My attempt is the following:
Each non-trivial finite perfect group admits a non-abelian simple quotient.
This holds because if the group $G$ is simple, we have done, otherwise has to admit a normal subgroup $K$. However $G/K$ is a non-trivial perfect group and or it’s simple or admits a normal subgroup $H$. Then $K_1:=\pi^{-1}(H)$ is a normal subgroup of $G$ containing $K$, where $\pi \colon G\to G/K$ is the projection map. Moreover the order of $K_1$ is strictly greater than the order of $K$. Thus in a finite number of steps we get a normal subgroup of $G$ such that the quotient has to be simple and not-abelian.
The only not-abelian simple groups dividing $3024$ are $PSL(2,\mathbb{F}_7)$ and $PSL(2, \mathbb{F}_8)$.

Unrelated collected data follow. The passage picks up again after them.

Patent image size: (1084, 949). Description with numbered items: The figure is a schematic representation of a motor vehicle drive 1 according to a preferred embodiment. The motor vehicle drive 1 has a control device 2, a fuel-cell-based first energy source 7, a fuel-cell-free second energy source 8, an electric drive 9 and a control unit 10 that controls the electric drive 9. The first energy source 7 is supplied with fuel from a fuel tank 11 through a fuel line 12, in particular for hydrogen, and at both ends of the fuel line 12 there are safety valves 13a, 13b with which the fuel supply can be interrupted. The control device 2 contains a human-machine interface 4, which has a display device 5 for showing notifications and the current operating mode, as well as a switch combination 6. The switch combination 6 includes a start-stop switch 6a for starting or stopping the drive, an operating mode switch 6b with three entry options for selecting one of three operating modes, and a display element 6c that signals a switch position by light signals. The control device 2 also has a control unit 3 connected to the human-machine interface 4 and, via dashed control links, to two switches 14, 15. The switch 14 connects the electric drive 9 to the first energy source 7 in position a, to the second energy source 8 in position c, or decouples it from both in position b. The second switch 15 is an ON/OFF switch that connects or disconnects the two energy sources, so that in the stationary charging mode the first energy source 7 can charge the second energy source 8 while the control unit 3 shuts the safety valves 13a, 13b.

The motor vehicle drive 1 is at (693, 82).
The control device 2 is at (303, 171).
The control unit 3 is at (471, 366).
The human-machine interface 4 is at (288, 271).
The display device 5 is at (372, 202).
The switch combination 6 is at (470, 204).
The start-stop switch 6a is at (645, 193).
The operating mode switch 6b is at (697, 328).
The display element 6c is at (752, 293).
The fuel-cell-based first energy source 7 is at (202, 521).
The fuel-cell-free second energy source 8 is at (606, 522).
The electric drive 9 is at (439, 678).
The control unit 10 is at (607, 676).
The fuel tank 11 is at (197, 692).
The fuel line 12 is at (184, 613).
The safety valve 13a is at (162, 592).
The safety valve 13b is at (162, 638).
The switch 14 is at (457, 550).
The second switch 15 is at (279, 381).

In the second case we have that the group $G$ of order $3024$ is an extension of $PSL(2, \mathbb{F}_8)$ by a kernel $K$ of order $6=3\cdot 2$. The kernel has to admit a $3-$ Sylow normal subgroup $S$, that is characteristic in $K$, and so normal in $G$. So $G/S$ is a perfect group of order $3024/3=1008$ but there are not perfect groups of order $1008$.

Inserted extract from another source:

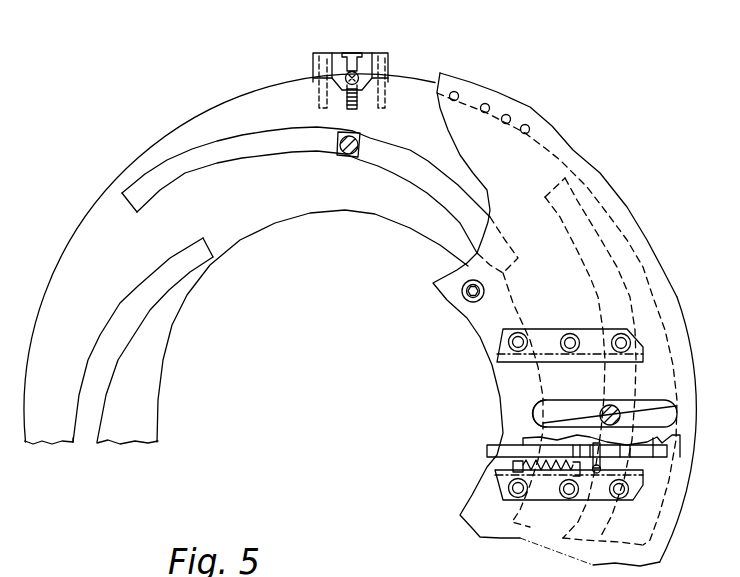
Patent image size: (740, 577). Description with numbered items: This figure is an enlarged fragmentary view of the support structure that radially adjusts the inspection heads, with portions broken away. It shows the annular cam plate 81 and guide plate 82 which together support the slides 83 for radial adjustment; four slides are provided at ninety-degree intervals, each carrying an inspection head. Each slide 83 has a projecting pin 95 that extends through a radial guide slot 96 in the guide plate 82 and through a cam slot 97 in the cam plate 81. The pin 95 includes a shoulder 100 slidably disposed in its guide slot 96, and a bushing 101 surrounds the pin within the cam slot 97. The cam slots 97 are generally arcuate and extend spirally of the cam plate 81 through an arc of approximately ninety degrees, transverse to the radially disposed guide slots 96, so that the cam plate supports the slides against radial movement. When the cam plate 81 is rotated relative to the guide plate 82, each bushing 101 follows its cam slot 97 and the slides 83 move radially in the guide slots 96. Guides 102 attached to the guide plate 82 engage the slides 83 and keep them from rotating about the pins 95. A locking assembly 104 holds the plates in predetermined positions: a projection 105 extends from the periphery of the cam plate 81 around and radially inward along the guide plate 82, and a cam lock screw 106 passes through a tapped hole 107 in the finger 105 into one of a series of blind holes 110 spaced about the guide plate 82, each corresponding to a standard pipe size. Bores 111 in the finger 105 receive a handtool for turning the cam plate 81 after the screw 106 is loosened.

The second case is quite difficult. Suppose that the group $G$ of order $3024$ is an extension of $PSL(2, \mathbb{F}_7)$ by a kernel $K$ of order $18=3^2\cdot 2$. The kernel has to admit a $3-$ Sylow normal subgroup $S$, that is characteristic in $K$, and so normal in $G$. So $G/S$ is a perfect group of order $3024/9=336$. The only perfect group of order $336$ is $SL(2, \mathbb{F}_7)$. Thus seems that there is not a contradiction.
However I’m sure that there not exist perfect groups of order $3024$, so someone of you does know some hint that can help me to solve this problem?